After a while, the bell rang to signify that there was a car at the tanks, and I looked up to see a middle class family sitting in a car on the inside set of tanks, heading toward Wilmington and the beaches. As I stepped off the stool to head outside, a man stumbled out of the driver’s seat and reached his arms far into the sky in a hearty stretch of his back. His wife followed him out of the car on the passenger side and then opened the back door to let out three little white haired boys.
I was now halfway to the tanks and the lady asked me about the bathrooms. I told her to ask my dad for the key at the register and then asked her husband “Fill her up?” He nodded in agreement. I took the hose and proceeded around to the license tag holder and pulled it down to reveal the gas tank lid.
After the gas was flowing, I checked the oil and washed the windshield, by which time the woman and her kids had completed the bathroom portion of their visit to my hometown and had headed inside for snacks. I found them buying ice-cream bars when I handed my dad a twenty and told him to take out $11.50 for the gas their dad had just purchased.
I resumed my perch on the stool and looked at how neatly dressed the kids were. It caused me to examine myself. My t-shirt was standard white, but filled with holes and oil stains. My pants were a pair of yellow-and-green plaid pants that I refused to wear to school, and so they had become my work uniform. A bit too tight and likewise covered in oil stains, they must have made quite the impression on this lady from Ohio. If my clothes didn’t, my hair likely did. I had parted my hair on the left, and from that part line, it curled and writhed its way upwards and away, giving my head the rough shape of a melon that had had a section removed.

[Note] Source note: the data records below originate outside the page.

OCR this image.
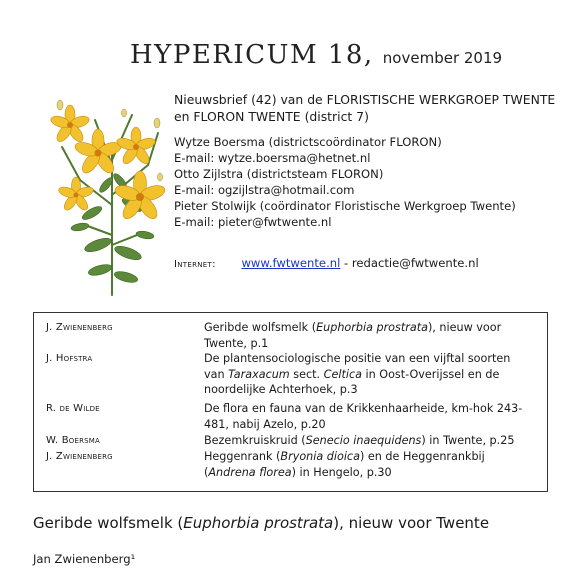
HYPERICUM 18, november 2019
Nieuwsbrief (42) van de FLORISTISCHE WERKGROEP TWENTE
en FLORON TWENTE (district 7)
Wytze Boersma (districtscoördinator FLORON)
E-mail: wytze.boersma@hetnet.nl
Otto Zijlstra (districtsteam FLORON)
E-mail: ogzijlstra@hotmail.com
Pieter Stolwijk (coördinator Floristische Werkgroep Twente)
E-mail: pieter@fwtwente.nl
Internet: www.fwtwente.nl - redactie@fwtwente.nl
J. Zwienenberg	Geribde wolfsmelk (Euphorbia prostrata), nieuw voor Twente, p.1
J. Hofstra	De plantensociologische positie van een vijftal soorten van Taraxacum sect. Celtica in Oost-Overijssel en de noordelijke Achterhoek, p.3
R. de Wilde	De flora en fauna van de Krikkenhaarheide, km-hok 243-481, nabij Azelo, p.20
W. Boersma	Bezemkruiskruid (Senecio inaequidens) in Twente, p.25
J. Zwienenberg	Heggenrank (Bryonia dioica) en de Heggenrankbij (Andrena florea) in Hengelo, p.30
Geribde wolfsmelk (Euphorbia prostrata), nieuw voor Twente
Jan Zwienenberg¹
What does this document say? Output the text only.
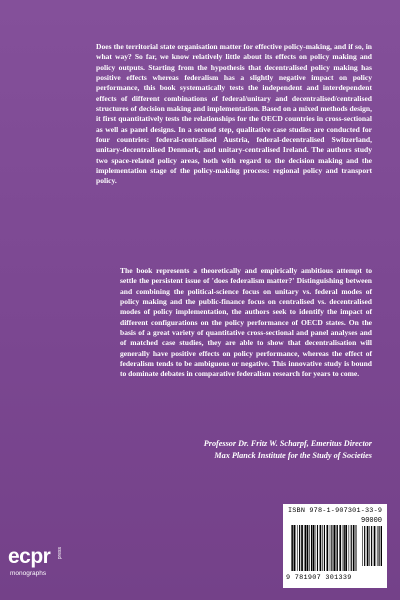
Does the territorial state organisation matter for effective policy-making, and if so, in what way? So far, we know relatively little about its effects on policy making and policy outputs. Starting from the hypothesis that decentralised policy making has positive effects whereas federalism has a slightly negative impact on policy performance, this book systematically tests the independent and interdependent effects of different combinations of federal/unitary and decentralised/centralised structures of decision making and implementation. Based on a mixed methods design, it first quantitatively tests the relationships for the OECD countries in cross-sectional as well as panel designs. In a second step, qualitative case studies are conducted for four countries: federal-centralised Austria, federal-decentralised Switzerland, unitary-decentralised Denmark, and unitary-centralised Ireland. The authors study two space-related policy areas, both with regard to the decision making and the implementation stage of the policy-making process: regional policy and transport policy.

The book represents a theoretically and empirically ambitious attempt to settle the persistent issue of 'does federalism matter?' Distinguishing between and combining the political-science focus on unitary vs. federal modes of policy making and the public-finance focus on centralised vs. decentralised modes of policy implementation, the authors seek to identify the impact of different configurations on the policy performance of OECD states. On the basis of a great variety of quantitative cross-sectional and panel analyses and of matched case studies, they are able to show that decentralisation will generally have positive effects on policy performance, whereas the effect of federalism tends to be ambiguous or negative. This innovative study is bound to dominate debates in comparative federalism research for years to come.

Professor Dr. Fritz W. Scharpf, Emeritus Director
Max Planck Institute for the Study of Societies
ecpr press
monographs
ISBN 978-1-907301-33-9
90000
9 781907 301339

When all the kids had been supplied with their snacks, they were marched back out to the car and everyone climbed back inside to resume their vacation in the sunny South. Then came hesitation. The car had been started, but it was idling in the lot as the woman was busily talking and groping around on the seat surrounding her.
The door to her car opened and she stepped back out. She walked back in to the store and quite deliberately up to me. I looked up at her and thought, “Can I help you?”, but she reached out her hand. I looked and realized she was handing me a $5 bill. I took it and looked up. Her face was full of compassion as if she has just walked upon a dying animal. She smiled, nodded and turned on her heels, walking out the door, back to her car and off to finish her vacation. I never saw her again, nor learned who she was.
I used to think of this story and laugh that I had been treated as an orphan in the hollers of some Yankee myth about the South, but I couldn’t imagine that this lady mistook me as someone in need. Obviously she was overly sensitive. With time, though, I understood that she saw through me, perhaps, to the part of me that was desperate for anything.